A few years ago, at a Father’s Day Church service (not ECC!) a group of men sang a Gaither Song. It stuck with me, and not for good reasons:
“What this dying world could use is a willing Man of God
Who dares to go against the grain and works without applause;
A man who’ll raise the shield of Faith, protecting what is pure;
Whose love is tough and gentle; a man whose word is sure.
God doesn’t need an Orator who knows what just to say;
He doesn’t need authorities to reason Him away;
He doesn’t need an army to guarantee a win;
He just needs a Few Good Men.
Men full of Compassion, who Laugh and Love and Cry-
Men who’ll face Eternity and aren’t afraid to die-
Men who’ll fight for Freedom and Honor once again-
He just needs a Few Good Men.”
Can I just say, Crap, Crap and Double Crap.
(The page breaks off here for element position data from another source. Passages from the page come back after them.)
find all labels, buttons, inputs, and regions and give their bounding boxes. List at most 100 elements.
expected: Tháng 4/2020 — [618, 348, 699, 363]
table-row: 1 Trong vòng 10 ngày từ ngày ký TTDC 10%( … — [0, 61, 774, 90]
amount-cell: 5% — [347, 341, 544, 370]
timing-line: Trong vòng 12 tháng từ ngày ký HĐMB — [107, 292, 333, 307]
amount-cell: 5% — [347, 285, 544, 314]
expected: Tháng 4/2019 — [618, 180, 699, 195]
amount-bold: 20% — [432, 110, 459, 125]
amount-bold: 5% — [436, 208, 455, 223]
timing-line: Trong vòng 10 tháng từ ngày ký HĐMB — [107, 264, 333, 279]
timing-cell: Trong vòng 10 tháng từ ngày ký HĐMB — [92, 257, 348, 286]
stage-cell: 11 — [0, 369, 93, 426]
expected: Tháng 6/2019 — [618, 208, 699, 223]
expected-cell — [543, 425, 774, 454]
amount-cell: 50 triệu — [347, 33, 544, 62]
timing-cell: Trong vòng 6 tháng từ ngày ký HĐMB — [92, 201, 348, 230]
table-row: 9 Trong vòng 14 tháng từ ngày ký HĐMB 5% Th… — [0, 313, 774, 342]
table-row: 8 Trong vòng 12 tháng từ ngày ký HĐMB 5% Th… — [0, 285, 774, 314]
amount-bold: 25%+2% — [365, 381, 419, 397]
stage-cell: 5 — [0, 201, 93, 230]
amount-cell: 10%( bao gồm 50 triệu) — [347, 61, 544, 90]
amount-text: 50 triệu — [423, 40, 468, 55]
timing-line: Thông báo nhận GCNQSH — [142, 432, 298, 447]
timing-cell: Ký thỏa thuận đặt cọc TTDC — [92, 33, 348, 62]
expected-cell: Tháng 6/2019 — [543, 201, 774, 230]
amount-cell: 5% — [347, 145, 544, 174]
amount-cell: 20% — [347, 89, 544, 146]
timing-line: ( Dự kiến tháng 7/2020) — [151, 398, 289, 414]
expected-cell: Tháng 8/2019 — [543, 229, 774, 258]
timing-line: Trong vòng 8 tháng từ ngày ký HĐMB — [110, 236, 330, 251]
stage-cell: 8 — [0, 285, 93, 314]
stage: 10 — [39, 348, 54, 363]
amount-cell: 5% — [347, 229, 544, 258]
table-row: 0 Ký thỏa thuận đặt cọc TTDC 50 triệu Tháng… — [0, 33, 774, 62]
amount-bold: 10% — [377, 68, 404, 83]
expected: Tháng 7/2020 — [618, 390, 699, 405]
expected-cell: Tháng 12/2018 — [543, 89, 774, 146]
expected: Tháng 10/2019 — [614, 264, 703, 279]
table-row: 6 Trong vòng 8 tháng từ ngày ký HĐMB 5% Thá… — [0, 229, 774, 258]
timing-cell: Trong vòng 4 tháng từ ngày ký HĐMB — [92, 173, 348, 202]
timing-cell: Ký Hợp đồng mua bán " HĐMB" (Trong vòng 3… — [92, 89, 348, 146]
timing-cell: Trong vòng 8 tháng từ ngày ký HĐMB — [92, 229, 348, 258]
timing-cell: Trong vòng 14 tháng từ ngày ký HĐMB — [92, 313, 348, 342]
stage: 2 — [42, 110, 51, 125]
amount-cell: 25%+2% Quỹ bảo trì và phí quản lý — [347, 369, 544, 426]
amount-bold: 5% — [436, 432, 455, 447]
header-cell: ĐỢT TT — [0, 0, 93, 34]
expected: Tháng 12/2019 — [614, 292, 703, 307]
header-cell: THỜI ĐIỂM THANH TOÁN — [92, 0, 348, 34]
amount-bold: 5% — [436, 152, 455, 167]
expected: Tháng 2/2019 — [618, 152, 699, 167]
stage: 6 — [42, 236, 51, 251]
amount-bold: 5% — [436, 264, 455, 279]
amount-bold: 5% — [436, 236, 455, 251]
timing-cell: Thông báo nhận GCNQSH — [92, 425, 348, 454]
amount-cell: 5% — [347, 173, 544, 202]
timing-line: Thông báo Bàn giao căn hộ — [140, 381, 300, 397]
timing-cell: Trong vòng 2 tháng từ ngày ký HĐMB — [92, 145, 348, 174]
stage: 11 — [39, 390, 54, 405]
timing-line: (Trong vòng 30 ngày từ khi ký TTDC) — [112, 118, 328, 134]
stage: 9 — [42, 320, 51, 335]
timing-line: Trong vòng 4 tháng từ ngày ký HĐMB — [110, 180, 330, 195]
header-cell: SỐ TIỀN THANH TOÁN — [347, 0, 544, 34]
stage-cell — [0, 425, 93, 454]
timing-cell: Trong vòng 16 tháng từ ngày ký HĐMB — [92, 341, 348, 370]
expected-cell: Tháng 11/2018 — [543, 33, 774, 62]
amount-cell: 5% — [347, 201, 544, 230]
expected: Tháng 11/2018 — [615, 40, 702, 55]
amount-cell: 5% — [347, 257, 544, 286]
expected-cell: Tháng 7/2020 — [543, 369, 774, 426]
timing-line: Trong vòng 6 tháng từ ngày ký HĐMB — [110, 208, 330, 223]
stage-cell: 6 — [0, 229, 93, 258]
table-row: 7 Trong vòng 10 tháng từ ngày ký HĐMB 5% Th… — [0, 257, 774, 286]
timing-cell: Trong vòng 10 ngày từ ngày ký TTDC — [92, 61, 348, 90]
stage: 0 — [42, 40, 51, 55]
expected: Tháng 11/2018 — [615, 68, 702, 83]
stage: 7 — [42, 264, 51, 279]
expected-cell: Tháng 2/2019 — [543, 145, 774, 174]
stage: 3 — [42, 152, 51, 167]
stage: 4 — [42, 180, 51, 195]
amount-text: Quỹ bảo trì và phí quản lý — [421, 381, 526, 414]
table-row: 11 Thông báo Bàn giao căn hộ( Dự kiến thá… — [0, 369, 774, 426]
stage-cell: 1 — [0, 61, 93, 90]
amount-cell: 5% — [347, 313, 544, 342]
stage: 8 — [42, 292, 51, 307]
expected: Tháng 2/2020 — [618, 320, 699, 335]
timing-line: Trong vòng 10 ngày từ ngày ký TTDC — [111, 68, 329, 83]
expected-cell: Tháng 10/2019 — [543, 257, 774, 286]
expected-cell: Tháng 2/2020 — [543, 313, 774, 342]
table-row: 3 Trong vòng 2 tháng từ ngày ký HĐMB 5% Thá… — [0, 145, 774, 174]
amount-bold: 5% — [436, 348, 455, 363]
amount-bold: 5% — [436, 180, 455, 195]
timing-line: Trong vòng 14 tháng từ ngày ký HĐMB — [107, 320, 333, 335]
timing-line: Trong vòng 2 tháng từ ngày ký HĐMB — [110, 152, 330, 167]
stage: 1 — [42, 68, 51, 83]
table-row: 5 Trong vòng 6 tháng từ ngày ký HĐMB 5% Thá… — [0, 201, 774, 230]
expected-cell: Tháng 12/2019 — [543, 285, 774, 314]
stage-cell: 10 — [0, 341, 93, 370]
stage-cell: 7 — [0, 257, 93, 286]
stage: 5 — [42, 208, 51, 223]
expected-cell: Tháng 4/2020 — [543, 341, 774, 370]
Instead, hear Paul’s words from Acts 17:24-25:
“The God who made the world and everything in it, being Lord of heaven and earth, does not live in temples made by man, nor is he served by human hands, as though he needed anything, since he himself gives to all mankind life and breath and everything.” (ESV).
It is so easy to fall into the trap of over estimating our importance to the Kingdom of God. It can take the shape of individual self-importance, generational arrogance (“we’re the generation to take the gospel to the ends of the earth – to do what every other generation has failed to do!), denominational arrogance (“we’re the only really faithful church – without us the gospel would be lost”), and a thousand other ways. And when we fall into the trap of thinking we’re necessary or our work is essential to the building the kingdom, then we’ll talk ourselves into using methods that are not God honoring. In the case of the Church in Japan (and elsewhere), there was interference in the political struggle for power, murder, intrigue and more. That’s dramatic, but it happens at other levels also. To build the ministry, to win the friend we shade the truth, use manipulative tactics or rely on proven ‘techniques’.
We need to be careful how we serve God. We must never serve God in a way that makes him look needy or pathetic – as if his kingdom will be lost without our diligent efforts or his plans thwarted without our activities. We must serve in a way that makes our reliance on Him evident and the joy of serving him must be evident to all.
Shogun was a long book -nearly 1200 pages. I’m up for some shorter reading now – Ann Rices’ Christ the Lord looks promising!